Secondly we will analyse by assuming that Metzo Ltd is purchasing a machine by issuing equity

When the company choose the option to buy the machine by issuing equity the Metzo ltd has will have no burdern of paying interest @12% pa which deductible and so there will be no tax saving by the company.The number outstanding shares will remain same increase because of issuing new shares.
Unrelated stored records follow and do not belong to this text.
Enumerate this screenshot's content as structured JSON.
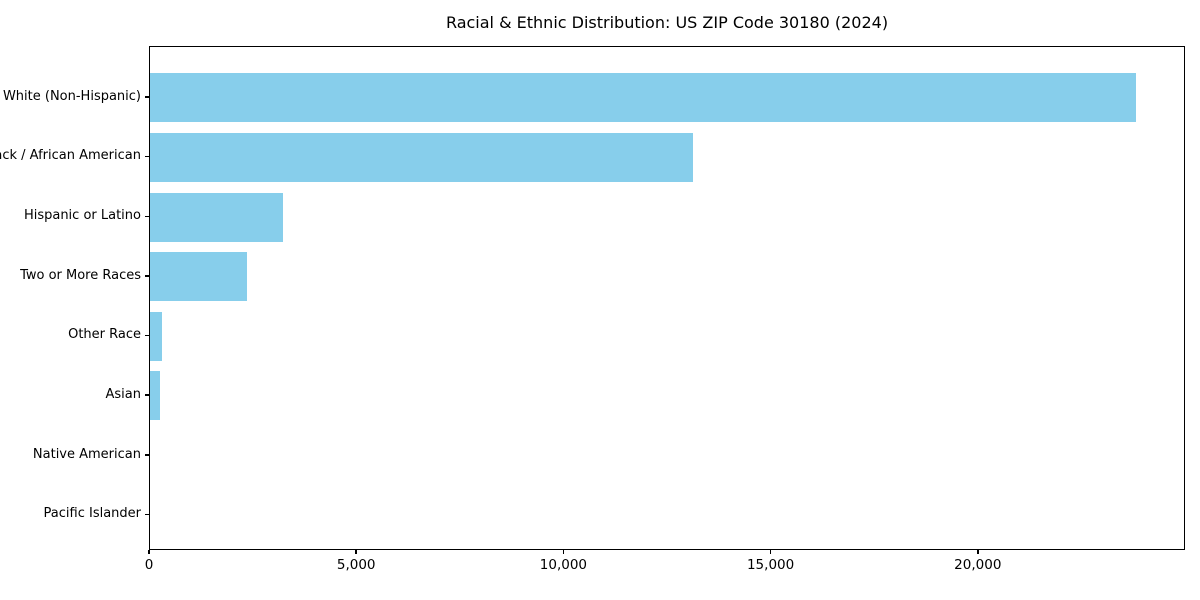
{
  "title": "Racial & Ethnic Distribution: US ZIP Code 30180 (2024)",
  "colors": {
    "bar": "#87CEEB",
    "axis": "#000000",
    "text": "#000000",
    "background": "#FFFFFF"
  },
  "chart_data": {
    "type": "bar",
    "orientation": "horizontal",
    "title": "Racial & Ethnic Distribution: US ZIP Code 30180 (2024)",
    "xlabel": "",
    "ylabel": "",
    "categories": [
      "White (Non-Hispanic)",
      "Black / African American",
      "Hispanic or Latino",
      "Two or More Races",
      "Other Race",
      "Asian",
      "Native American",
      "Pacific Islander"
    ],
    "values": [
      23800,
      13100,
      3200,
      2340,
      300,
      240,
      50,
      15
    ],
    "xlim": [
      0,
      25000
    ],
    "xticks": {
      "values": [
        0,
        5000,
        10000,
        15000,
        20000
      ],
      "labels": [
        "0",
        "5,000",
        "10,000",
        "15,000",
        "20,000"
      ]
    },
    "grid": false,
    "legend": "none",
    "bar_color": "#87CEEB"
  }
}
When Metzo ltd Profit and loss statement and return on equity  will be as follows:

Particular Year 2020 Year 2021
Earning before Interest and Taxes $450000 $420000
Less : Interest on Loan Nil Nil
Profit Before Tax 450000 $420000
Tax@28% 126000 117600
Profit After Tax 324000 302400
Number of outstanding shares =$750000+$85000=$$835000 =$750000+$85000=$835000
Return on equity = Net Income /shareholders Fund*100

$324000/$835000*100

=38.80%

=$302400/$835000=36.16%

Note:

Assumption taken that Metzo Ltd issued share of $85000(amount equal to loan).

Conclusion:

So by considering return on equity as basis of determination   

Following analysis can be drawn:

1)When loan was taken Return on equity was 42.71% and 39.34% in 2020 and 2021 respectively.

2)When Equity option  was choosen Return on equity was 38.80% and 36.16% in 2020 and 2021 respectively.

As per the analysis based on Return on equity when option of loan is choosen it gives more return to equity shareholders as compared to when equity option is chosen . So Moritz ltd must choose loan option.